Côte d’Ivoire: Enlèvement de deux frères à l’école de police par les FRCI

Jeudi 4 Octobre 2012 - 07:37


Côte d’Ivoire: Enlèvement de deux frères à l’école de police par les FRCI
Partis prendre part à la fête de la cérémonie de baptême de la 41è promotion des élèves commissaires, officiers et sous-officiers de police qui s’est déroulée le vendredi 28 septembre 2012 dernier, deux frères ont été enlevés et conduits à une destination inconnue par des éléments des Forces Républicaines de Côte-d’Ivoire (FRCI). Depuis lors, on n’a aucune nouvelle d’eux.
Répondant aux noms de LEBA Gérard et BEUGRE Privat, les deux frères ne se doutant de rien et ne se reprochant rien se sont rendus à l’école de police pour partager la joie d’un des leurs en fin de formation. Sur les lieux, un élément des FRCI apostrophe BEUGRE Privat, le plus jeune. Ce dernier s’approche de cet élément pour en savoir davantage. A son grand étonnement, cette nouvelle recrue des FRCI l’accuse d’être membre de la Fédération Estudiantine et Scolaire de Côte-d’Ivoire (FESCI) et le reconnaît avoir participé à des exactions à Williamsville. Face à cette accusation gravissime, l’infortuné se défend et fait comprendre à son interlocuteur qu’il se trompe de personne. La discussion devient houleuse et attire l’attention de quelques personnes présentes. C’est ainsi que le grand-frère, LEBA Gérard vole au secours de son jeune frère pour mettre fin à cette altercation. Mais c’est sans compter avec la détermination de l’élément des FRCI qui a senti son autorité bafouée. Pour en découdre avec l’élément indélicat, il fait appelle à ses collègues qui embarquent les deux frères pour une destination inconnue.

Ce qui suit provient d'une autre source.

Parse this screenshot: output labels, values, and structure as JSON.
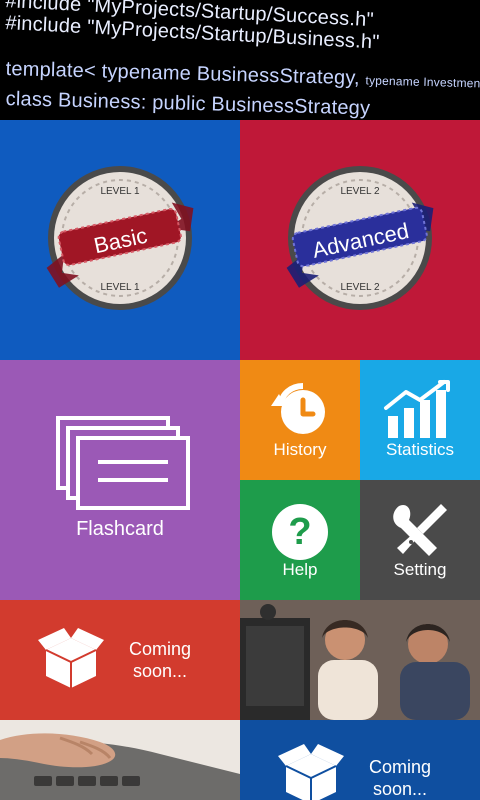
{
  "banner": {
    "line1": "#include \"MyProjects/Startup/Success.h\"",
    "line2": "#include \"MyProjects/Startup/Business.h\"",
    "line3a": "template< typename BusinessStrategy, ",
    "line3b": "typename Investment >",
    "line4": "class Business: public BusinessStrategy"
  },
  "tiles": {
    "basic": {
      "ribbon": "Basic",
      "level_top": "LEVEL 1",
      "level_bottom": "LEVEL 1"
    },
    "advanced": {
      "ribbon": "Advanced",
      "level_top": "LEVEL 2",
      "level_bottom": "LEVEL 2"
    },
    "flashcard": {
      "label": "Flashcard"
    },
    "history": {
      "label": "History"
    },
    "statistics": {
      "label": "Statistics"
    },
    "help": {
      "label": "Help"
    },
    "setting": {
      "label": "Setting"
    },
    "coming1": {
      "label_line1": "Coming",
      "label_line2": "soon..."
    },
    "coming2": {
      "label_line1": "Coming",
      "label_line2": "soon..."
    }
  },
  "colors": {
    "basic": "#0f5bbf",
    "advanced": "#bf1838",
    "flashcard": "#9b59b6",
    "history": "#f08a14",
    "statistics": "#19a8e6",
    "help": "#1e9c4b",
    "setting": "#4a4a4a",
    "coming1": "#d23b2e",
    "coming2": "#0f4fa0"
  },
  "icons": {
    "history": "history-clock-icon",
    "statistics": "bar-chart-icon",
    "help": "question-icon",
    "setting": "tools-icon",
    "flashcard": "flashcards-icon",
    "coming": "open-box-icon"
  }
}
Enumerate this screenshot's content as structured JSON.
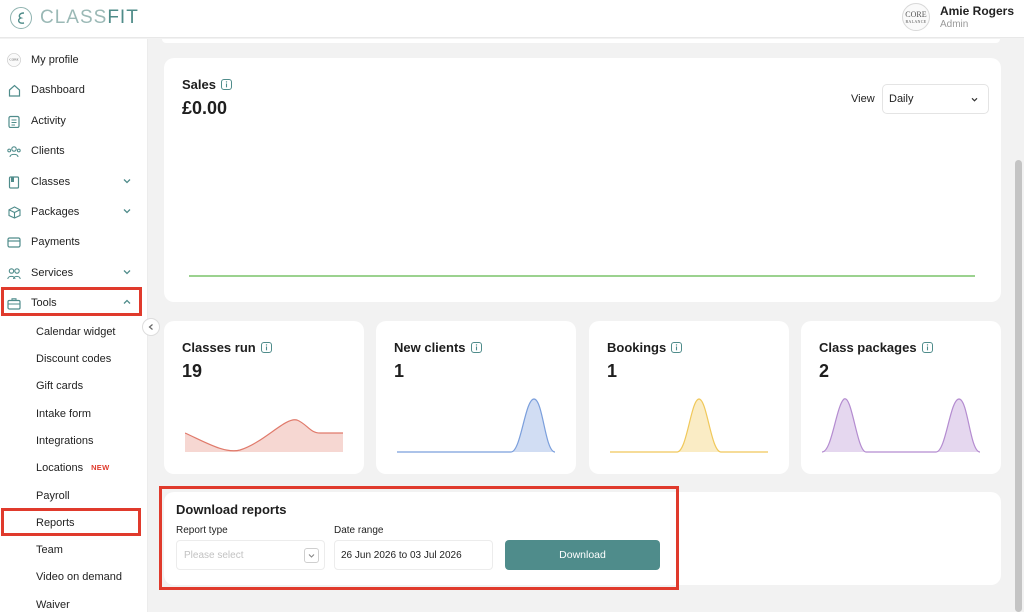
{
  "app": {
    "brand_part1": "CLASS",
    "brand_part2": "FIT",
    "user_name": "Amie Rogers",
    "user_role": "Admin",
    "avatar_text_1": "CORE",
    "avatar_text_2": "BALANCE"
  },
  "sidebar": {
    "items": [
      {
        "label": "My profile",
        "icon": "profile-avatar-icon"
      },
      {
        "label": "Dashboard",
        "icon": "home-icon"
      },
      {
        "label": "Activity",
        "icon": "clipboard-icon"
      },
      {
        "label": "Clients",
        "icon": "clients-icon"
      },
      {
        "label": "Classes",
        "icon": "book-icon",
        "expandable": true
      },
      {
        "label": "Packages",
        "icon": "package-icon",
        "expandable": true
      },
      {
        "label": "Payments",
        "icon": "card-icon"
      },
      {
        "label": "Services",
        "icon": "services-icon",
        "expandable": true
      },
      {
        "label": "Tools",
        "icon": "toolbox-icon",
        "expanded": true
      }
    ],
    "tools_subitems": [
      {
        "label": "Calendar widget"
      },
      {
        "label": "Discount codes"
      },
      {
        "label": "Gift cards"
      },
      {
        "label": "Intake form"
      },
      {
        "label": "Integrations"
      },
      {
        "label": "Locations",
        "badge": "NEW"
      },
      {
        "label": "Payroll"
      },
      {
        "label": "Reports"
      },
      {
        "label": "Team"
      },
      {
        "label": "Video on demand"
      },
      {
        "label": "Waiver"
      }
    ],
    "highlight_color": "#e03a2c"
  },
  "sales": {
    "title": "Sales",
    "value": "£0.00",
    "view_label": "View",
    "view_value": "Daily",
    "line_color": "#7ac36a"
  },
  "stats": [
    {
      "title": "Classes run",
      "value": "19",
      "color": "#e07a6b"
    },
    {
      "title": "New clients",
      "value": "1",
      "color": "#7b9fdc"
    },
    {
      "title": "Bookings",
      "value": "1",
      "color": "#f0c85a"
    },
    {
      "title": "Class packages",
      "value": "2",
      "color": "#b48cd0"
    }
  ],
  "download": {
    "title": "Download reports",
    "report_type_label": "Report type",
    "report_type_placeholder": "Please select",
    "date_range_label": "Date range",
    "date_range_value": "26 Jun 2026 to 03 Jul 2026",
    "button_label": "Download"
  },
  "colors": {
    "accent": "#4f8c8b"
  }
}
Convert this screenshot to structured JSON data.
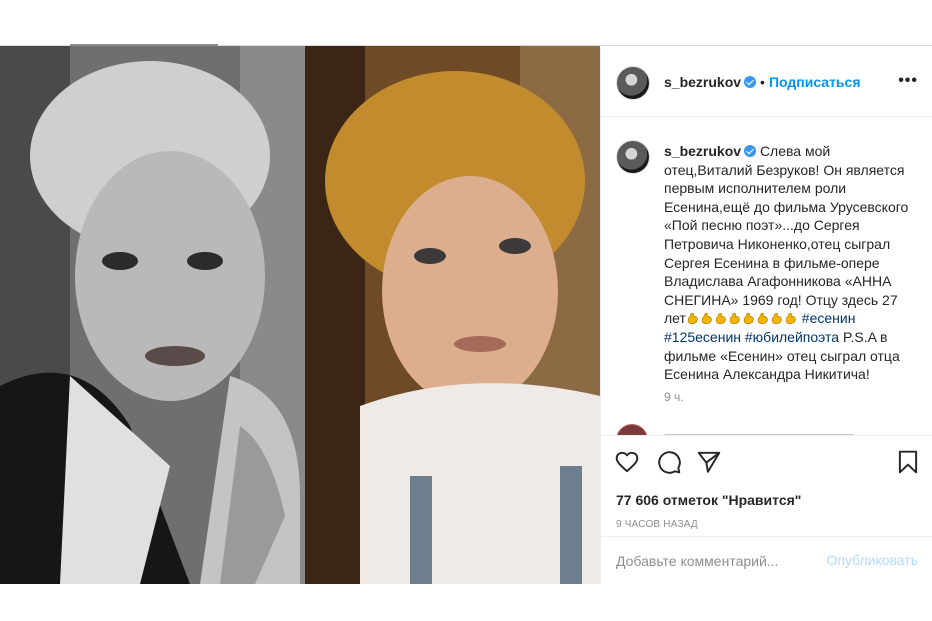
{
  "post": {
    "username": "s_bezrukov",
    "follow_label": "Подписаться",
    "separator": "•",
    "more_label": "•••"
  },
  "caption": {
    "username": "s_bezrukov",
    "text_before_emoji": "Слева мой отец,Виталий Безруков! Он является первым исполнителем роли Есенина,ещё до фильма Урусевского «Пой песню поэт»...до Сергея Петровича Никоненко,отец сыграл Сергея Есенина в фильме-опере Владислава Агафонникова «АННА СНЕГИНА» 1969 год! Отцу здесь 27 лет",
    "emoji_icon": "flexed-biceps-icon",
    "emoji_count": 8,
    "hashtag_1": "#есенин",
    "hashtag_2": "#125есенин",
    "hashtag_3": "#юбилейпоэта",
    "text_after": "P.S.A в фильме «Есенин» отец сыграл отца Есенина Александра Никитича!",
    "time_ago": "9 ч."
  },
  "actions": {
    "like_icon": "heart-icon",
    "comment_icon": "comment-icon",
    "share_icon": "paper-plane-icon",
    "save_icon": "bookmark-icon"
  },
  "likes_text": "77 606 отметок \"Нравится\"",
  "timestamp_text": "9 ЧАСОВ НАЗАД",
  "comment_box": {
    "placeholder": "Добавьте комментарий...",
    "publish_label": "Опубликовать"
  },
  "colors": {
    "accent": "#0095f6",
    "verified": "#3897f0",
    "hashtag": "#00376b",
    "publish_disabled": "#b3dbff",
    "muted": "#8e8e8e"
  }
}
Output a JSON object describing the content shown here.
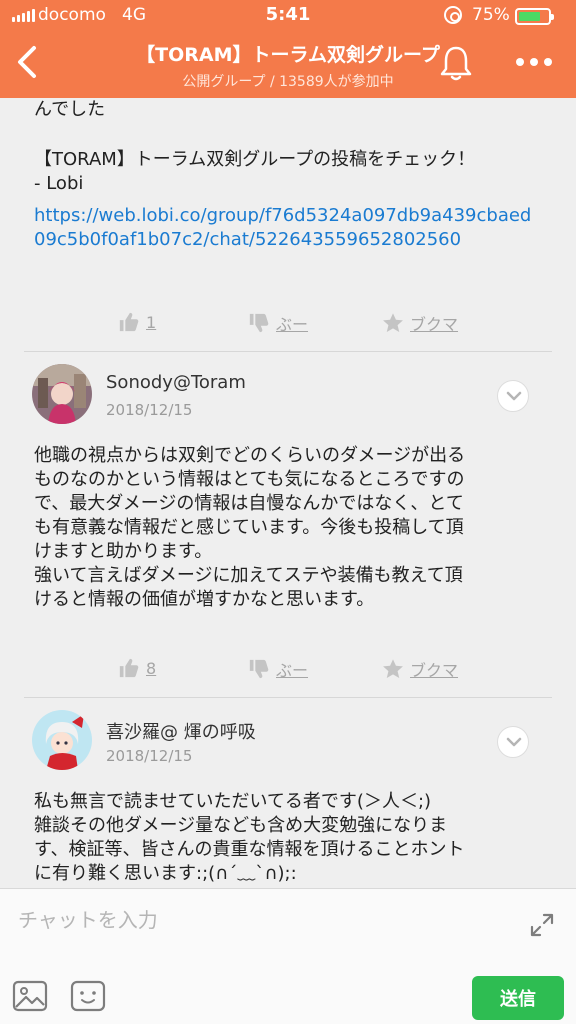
{
  "status_bar": {
    "carrier": "docomo",
    "network": "4G",
    "time": "5:41",
    "battery_percent": "75%",
    "battery_level": 0.75
  },
  "header": {
    "title": "【TORAM】トーラム双剣グループ",
    "subtitle": "公開グループ / 13589人が参加中",
    "icons": {
      "back": "back-chevron-icon",
      "bell": "bell-icon",
      "more": "more-icon"
    },
    "color": "#f47a4a"
  },
  "posts": [
    {
      "text_top": "んでした",
      "share_text": "【TORAM】トーラム双剣グループの投稿をチェック！\n- Lobi",
      "link": "https://web.lobi.co/group/f76d5324a097db9a439cbaed09c5b0f0af1b07c2/chat/522643559652802560",
      "like_count": "1",
      "boo_label": "ぶー",
      "bookmark_label": "ブクマ"
    },
    {
      "user": "Sonody@Toram",
      "date": "2018/12/15",
      "body": "他職の視点からは双剣でどのくらいのダメージが出る\nものなのかという情報はとても気になるところですの\nで、最大ダメージの情報は自慢なんかではなく、とて\nも有意義な情報だと感じています。今後も投稿して頂\nけますと助かります。\n強いて言えばダメージに加えてステや装備も教えて頂\nけると情報の価値が増すかなと思います。",
      "like_count": "8",
      "boo_label": "ぶー",
      "bookmark_label": "ブクマ"
    },
    {
      "user": "喜沙羅@ 煇の呼吸",
      "date": "2018/12/15",
      "body": "私も無言で読ませていただいてる者です(＞人＜;)\n雑談その他ダメージ量なども含め大変勉強になりま\nす、検証等、皆さんの貴重な情報を頂けることホント\nに有り難く思います:;(∩´﹏`∩);:"
    }
  ],
  "composer": {
    "placeholder": "チャットを入力",
    "send_label": "送信",
    "icons": {
      "expand": "expand-icon",
      "image": "image-icon",
      "emoji": "emoji-icon"
    },
    "send_color": "#2ebd52"
  }
}
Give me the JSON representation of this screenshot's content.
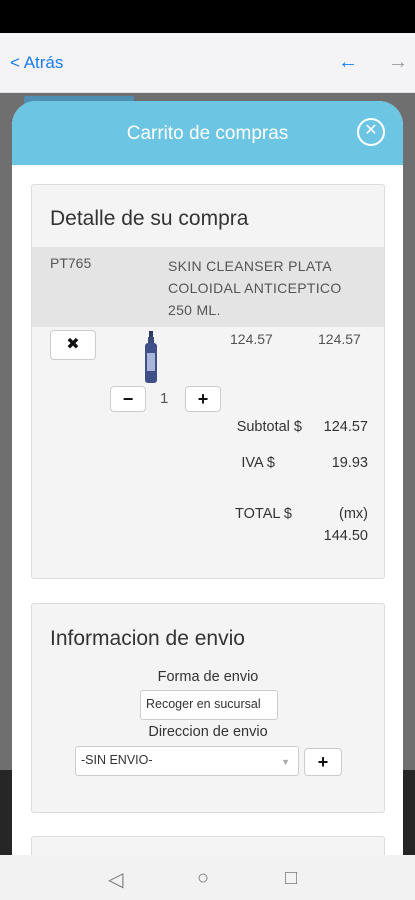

Les parents, sans nouvelles de leurs enfants, ne savent plus à quel saint se vouer. C’est la désolation et la consternation totale. De ce fait, ils demandent à toutes les personnes susceptibles de leur apporter assistance de venir à leur aide. Ils clament haut et fort que leurs enfants n’y sont pour rien. Ce n’est qu’une dénonciation calomnieuse à des fins politiques. Au regard de ce énième enlèvement, l’on se rend compte que la Côte-d’Ivoire ploie sous le poids d’une dictature.
C’est le lieu d’interpeller les autorités ivoiriennes et la communauté internationale sur les actes répréhensibles que posent les nouveaux éléments des FRCI. Aussi, nous ne pouvons pas aller à une réconciliation vraie lorsque l’intention des nouveaux dirigeants est de décapiter le parti du président Laurent Gbagbo, le FPI, ses militants et ses sympathisants. A force de tirer sur la queue de la souris, elle risque de s’en aller et nous laisser sa queue qui ne représente rien. C’est dire que en voulant à tout prix arrêter tous ceux qui ne sont pas de son bord, Alassane Ouattara risque de s’arrêter lui-même. Le temps du parti unique est révolu. Vivement que l’armée de Ouattara soit réformée pour que nous ayons une armée Républicaine, citoyenne et non une armée ethno-tribale prête à décimer tout ce qui ne sonne pas RDR, c'est-à-dire le parti du sieur Ouattara.